One of the lessons of the Spider-Man comics is: With great power comes great responsibility. The freedoms we enjoy in our government are no exception. I think those who lived before us have many lessons to teach us. Ronald Reagan once said:

"Freedom is never more than one generation away from extinction. We didn't pass it to our children in the bloodstream. It must be fought for, protected, and handed on for them to do the same, or one day we will spend our sunset years telling our children and our children's children what it was once like in the United States where men were free."

Freedom must be protected by soldiers, and it sometimes requires blood to pay for it. But it also requires an educated citizen voter. I don't mean educated in the since of a high school or college degree. I do mean that you as a voter have a duty to understand your government, understand your freedoms and rights, and to understand who the people you are voting for (or against) are. This does require some work and effort on your part. But as President Regan pointed out, it is the requirement of a free people to protect that freedom.

Are there other limits or responsibilities you feel are important that I missed? Share them in the comments below. As I update this post in the future, I may include your comments. This is the first of a series on our government. The introduction is posted here, and the next chapter in the series will be available next Sunday.


BunGirl said...


I think it's also important to define the term "rights". Many people seem to think that the things we have a right to are things that should be provided to us. Just as the right to bear arms does not mean that the government should start handing out rifles, our other rights are also our own responsibility.

Andy D said...

Thank you. A great term. I really meant to cover that. The Declaration of Independence says that the "pursuit of happiness" is a right. However, no one can give you happiness. You have to get it for yourself. When I do an updated version of this post, I will make sure I cover that. Thanks.

Patrick said...

Great post Andy. It's one that will get people thinking, at least me anyway.

I think it's worth noting that although frustrating, we have duty to protect even the freedoms of those who don't apppreciate their own. You can live in this country and not vote, not contribute to society, and still be protected by the government and law enforcement.

It's one of the realities of having a free nation that sometimes may be hard to live with.

Andy D said...
This comment has been removed by the author.
Andy D said...

That's a very valid point. I believe you have responsibilities that come with the freedoms you enjoy. However, those responsibilities are only enforced by you, there are no laws to hold you accountable for them.

(Sorry, I had a spelling error in the last comment)

Rebecca said...

Great post and I'm looking forward to this series.

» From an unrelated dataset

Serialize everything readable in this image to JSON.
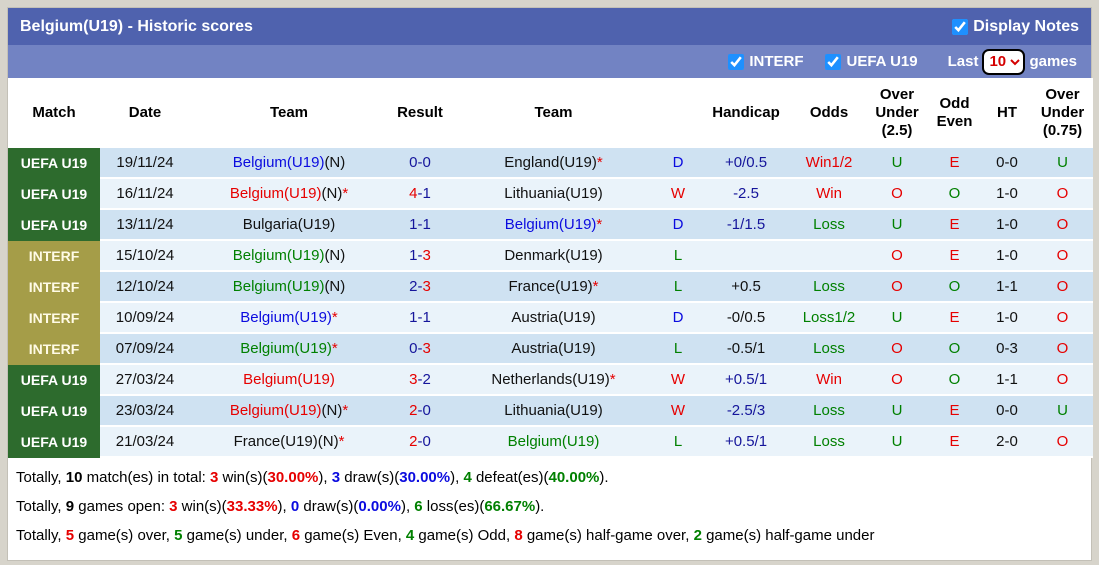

I've been learning a lot lately about the Founding Fathers and how they set up the government, so this goes right along with that.

Maybe the Founding Fathers had a better idea of what freedom is and how important it is to have, since they knew what oppression was. Maybe we don't know what it is because we haven't experienced the opposite and so often take it for granted. Just a thought!

Andy D said...

A very excellent point Rebecca. Not only did they know what it was like not to have freedom, they knew what it was like to truly sacrifice for freedom.

I hope you enjoy the series, and please comment often.

Halston said...

Is freedom more important than happiness and its pursuit? Who determines that balance? There are laws and policies in place which by protecting freedom can make pursuing happiness more difficult. The freedom off corporations to flood America with cheap Chinese goods, or flood Washington with lobbyists and campaign donations is not the kind of freedom that I seek to protect. Freedom should be reserved for individuals not special interests, unions, gangs, or corporations. If it is wrong to rob your neighbors house...why is it right to send his job overseas? When will we redefine morality for the modern age?